Steeling families for long absences and readying troops and spouses for the return can be a formidable feat of emotion as well as logistics, as was tragically clear in last summer's murders by returning soldiers at Fort Bragg, N.C.

That, says Ms. Peterson, is exactly why she's hawking T-shirts here in front of the commissary. After stitching homemade T's with stars, hearts, and the "Hooah" yell, Peterson and Gasaway are raising money for a Family Readiness Group they say is "busted" - a crucial void as Army families adjust to a war that doesn't abide by holidays, birthdays, car-maintenance schedules, or the pages of a calendar.

"Dealing with that kind of unpredictability ... is something new for the Army," says Ms.

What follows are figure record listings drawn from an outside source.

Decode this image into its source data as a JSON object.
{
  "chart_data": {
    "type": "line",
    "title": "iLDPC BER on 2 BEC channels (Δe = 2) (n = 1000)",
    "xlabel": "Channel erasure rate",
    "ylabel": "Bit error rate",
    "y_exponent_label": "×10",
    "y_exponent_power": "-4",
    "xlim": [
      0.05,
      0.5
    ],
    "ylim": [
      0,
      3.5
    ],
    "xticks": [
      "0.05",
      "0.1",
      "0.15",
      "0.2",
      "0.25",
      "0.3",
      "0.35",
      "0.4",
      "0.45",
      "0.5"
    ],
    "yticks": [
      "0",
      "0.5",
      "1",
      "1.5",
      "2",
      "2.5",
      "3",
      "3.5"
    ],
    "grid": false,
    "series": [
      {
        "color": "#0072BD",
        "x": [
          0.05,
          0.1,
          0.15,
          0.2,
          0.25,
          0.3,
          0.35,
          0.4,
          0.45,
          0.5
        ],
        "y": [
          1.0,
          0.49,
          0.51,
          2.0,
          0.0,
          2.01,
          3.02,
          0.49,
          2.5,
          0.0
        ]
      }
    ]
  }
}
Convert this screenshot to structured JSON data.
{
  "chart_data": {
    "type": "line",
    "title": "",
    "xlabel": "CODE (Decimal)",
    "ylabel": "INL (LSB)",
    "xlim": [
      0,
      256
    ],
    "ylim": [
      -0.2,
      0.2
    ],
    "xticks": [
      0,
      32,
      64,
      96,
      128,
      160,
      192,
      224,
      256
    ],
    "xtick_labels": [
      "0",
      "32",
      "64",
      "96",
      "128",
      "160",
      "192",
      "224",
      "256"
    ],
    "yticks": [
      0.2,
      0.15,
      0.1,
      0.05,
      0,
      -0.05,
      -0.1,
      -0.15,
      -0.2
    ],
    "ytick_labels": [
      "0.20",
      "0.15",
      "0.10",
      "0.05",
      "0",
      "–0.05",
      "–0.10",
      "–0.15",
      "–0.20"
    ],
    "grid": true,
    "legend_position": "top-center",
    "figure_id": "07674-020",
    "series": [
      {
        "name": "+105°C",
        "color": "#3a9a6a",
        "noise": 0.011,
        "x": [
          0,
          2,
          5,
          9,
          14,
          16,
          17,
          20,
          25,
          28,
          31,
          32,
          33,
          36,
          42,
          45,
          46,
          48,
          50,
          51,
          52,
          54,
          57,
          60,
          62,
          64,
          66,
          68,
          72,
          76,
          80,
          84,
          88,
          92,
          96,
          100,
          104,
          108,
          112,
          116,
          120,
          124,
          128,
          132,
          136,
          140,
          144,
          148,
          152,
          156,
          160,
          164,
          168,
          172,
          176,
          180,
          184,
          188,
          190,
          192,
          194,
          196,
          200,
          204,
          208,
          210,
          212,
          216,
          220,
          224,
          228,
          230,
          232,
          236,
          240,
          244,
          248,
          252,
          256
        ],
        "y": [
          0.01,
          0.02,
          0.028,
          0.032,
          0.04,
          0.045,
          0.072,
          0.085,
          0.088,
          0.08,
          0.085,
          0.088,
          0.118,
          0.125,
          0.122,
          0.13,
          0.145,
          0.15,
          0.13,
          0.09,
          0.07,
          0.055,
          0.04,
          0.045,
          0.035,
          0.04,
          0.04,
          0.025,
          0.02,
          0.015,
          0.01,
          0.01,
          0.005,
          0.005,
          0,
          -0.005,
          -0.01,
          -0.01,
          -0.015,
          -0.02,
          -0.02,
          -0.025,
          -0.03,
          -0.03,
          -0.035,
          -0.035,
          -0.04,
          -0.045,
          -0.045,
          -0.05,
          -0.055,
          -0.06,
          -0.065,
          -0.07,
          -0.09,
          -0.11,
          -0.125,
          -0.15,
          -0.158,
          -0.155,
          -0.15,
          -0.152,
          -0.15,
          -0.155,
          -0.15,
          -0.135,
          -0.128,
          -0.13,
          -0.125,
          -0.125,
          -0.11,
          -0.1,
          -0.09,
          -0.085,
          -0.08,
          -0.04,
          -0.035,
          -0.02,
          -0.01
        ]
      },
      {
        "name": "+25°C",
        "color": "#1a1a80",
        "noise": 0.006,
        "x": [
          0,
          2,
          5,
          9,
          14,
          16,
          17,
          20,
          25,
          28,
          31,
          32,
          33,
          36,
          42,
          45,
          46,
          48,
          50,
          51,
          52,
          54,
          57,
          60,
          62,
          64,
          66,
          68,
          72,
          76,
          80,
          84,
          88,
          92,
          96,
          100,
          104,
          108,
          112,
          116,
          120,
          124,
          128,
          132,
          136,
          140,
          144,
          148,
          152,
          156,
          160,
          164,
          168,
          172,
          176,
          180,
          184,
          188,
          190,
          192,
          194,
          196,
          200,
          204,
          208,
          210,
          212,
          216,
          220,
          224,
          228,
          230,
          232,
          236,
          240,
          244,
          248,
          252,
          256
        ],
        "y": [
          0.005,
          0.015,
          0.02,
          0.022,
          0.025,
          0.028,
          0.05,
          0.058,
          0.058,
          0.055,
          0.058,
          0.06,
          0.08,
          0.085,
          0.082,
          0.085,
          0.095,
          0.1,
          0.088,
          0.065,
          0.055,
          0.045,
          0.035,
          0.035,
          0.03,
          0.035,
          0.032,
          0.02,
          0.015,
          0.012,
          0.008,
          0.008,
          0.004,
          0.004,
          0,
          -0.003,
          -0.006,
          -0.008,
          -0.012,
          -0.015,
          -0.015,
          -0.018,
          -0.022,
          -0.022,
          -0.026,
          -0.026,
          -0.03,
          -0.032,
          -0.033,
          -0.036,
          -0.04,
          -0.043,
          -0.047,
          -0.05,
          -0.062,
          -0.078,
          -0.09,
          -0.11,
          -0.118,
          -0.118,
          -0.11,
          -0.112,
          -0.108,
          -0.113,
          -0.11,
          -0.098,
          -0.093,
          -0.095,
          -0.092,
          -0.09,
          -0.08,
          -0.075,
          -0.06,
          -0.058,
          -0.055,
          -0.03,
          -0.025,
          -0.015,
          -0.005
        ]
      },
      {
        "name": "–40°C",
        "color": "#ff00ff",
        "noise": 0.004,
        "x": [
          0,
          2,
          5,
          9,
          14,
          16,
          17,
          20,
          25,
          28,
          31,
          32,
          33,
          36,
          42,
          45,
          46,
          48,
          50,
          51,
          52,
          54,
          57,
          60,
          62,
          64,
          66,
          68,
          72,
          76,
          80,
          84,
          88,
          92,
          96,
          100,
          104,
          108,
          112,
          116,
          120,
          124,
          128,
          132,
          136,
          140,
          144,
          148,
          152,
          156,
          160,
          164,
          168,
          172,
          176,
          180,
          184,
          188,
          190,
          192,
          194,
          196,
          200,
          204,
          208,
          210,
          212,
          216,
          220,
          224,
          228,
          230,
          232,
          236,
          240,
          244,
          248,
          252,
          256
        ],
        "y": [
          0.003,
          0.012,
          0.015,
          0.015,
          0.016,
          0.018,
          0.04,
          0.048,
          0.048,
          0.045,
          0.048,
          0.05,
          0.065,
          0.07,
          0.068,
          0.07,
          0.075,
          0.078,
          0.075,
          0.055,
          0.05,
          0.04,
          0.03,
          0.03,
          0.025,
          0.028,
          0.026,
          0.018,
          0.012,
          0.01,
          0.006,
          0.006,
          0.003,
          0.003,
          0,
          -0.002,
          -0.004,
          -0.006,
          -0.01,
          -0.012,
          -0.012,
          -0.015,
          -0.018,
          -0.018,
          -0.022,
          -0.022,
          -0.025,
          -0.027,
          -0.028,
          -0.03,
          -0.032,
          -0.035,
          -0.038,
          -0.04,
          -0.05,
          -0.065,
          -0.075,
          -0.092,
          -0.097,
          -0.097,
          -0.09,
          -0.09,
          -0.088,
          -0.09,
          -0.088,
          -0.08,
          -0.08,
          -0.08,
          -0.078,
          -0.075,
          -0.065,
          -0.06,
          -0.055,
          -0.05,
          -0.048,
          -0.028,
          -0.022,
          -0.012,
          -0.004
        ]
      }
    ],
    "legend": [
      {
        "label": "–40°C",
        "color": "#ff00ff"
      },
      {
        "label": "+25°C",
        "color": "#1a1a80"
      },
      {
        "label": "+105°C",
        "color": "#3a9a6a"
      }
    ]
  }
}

Raezer. "Since 9/11, fewer soldiers have had end dates for deployments, and the Army's going to have to come to grips with what that change means in how it informs and supports families."

But despite letters punctuated with curses and imbued with hints of fading morale, a realistic streak is setting in, at least for troops. For Ms. Gasaways's husband, a brief return to the States left him itching to get back to his unit. To alleviate boredom at home, he'd toted a hand-held DVD player. "It's like they have two families: One's at home, the other's the Army," says Gasaway. "Sometimes you wonder if they care more about the Army."

One young Army wife, pushing her son on a swing, takes solace in her husband's stalwart demeanor. "My husband's trying to keep his spirits up," she says. "He knows he's doing a job." And though complaints are loud and lengthy, many spouses say the Army is doing more for soldiers and families these days. Even as portions of the 3rd came home in a motorcade of buses last weekend, many heard from those still abroad via new satellite phones. A slew of videophones are making their way to desert camps. And to boost morale, a scuba-diving trip to Qatar is in the offing for troops in the desert for nearly a year.

Still, sand and static are small comfort in what many spouses see as an increasingly fluid, prolonged war. Says Raezer: "The Army is going to have to do some funny figuring to work this out."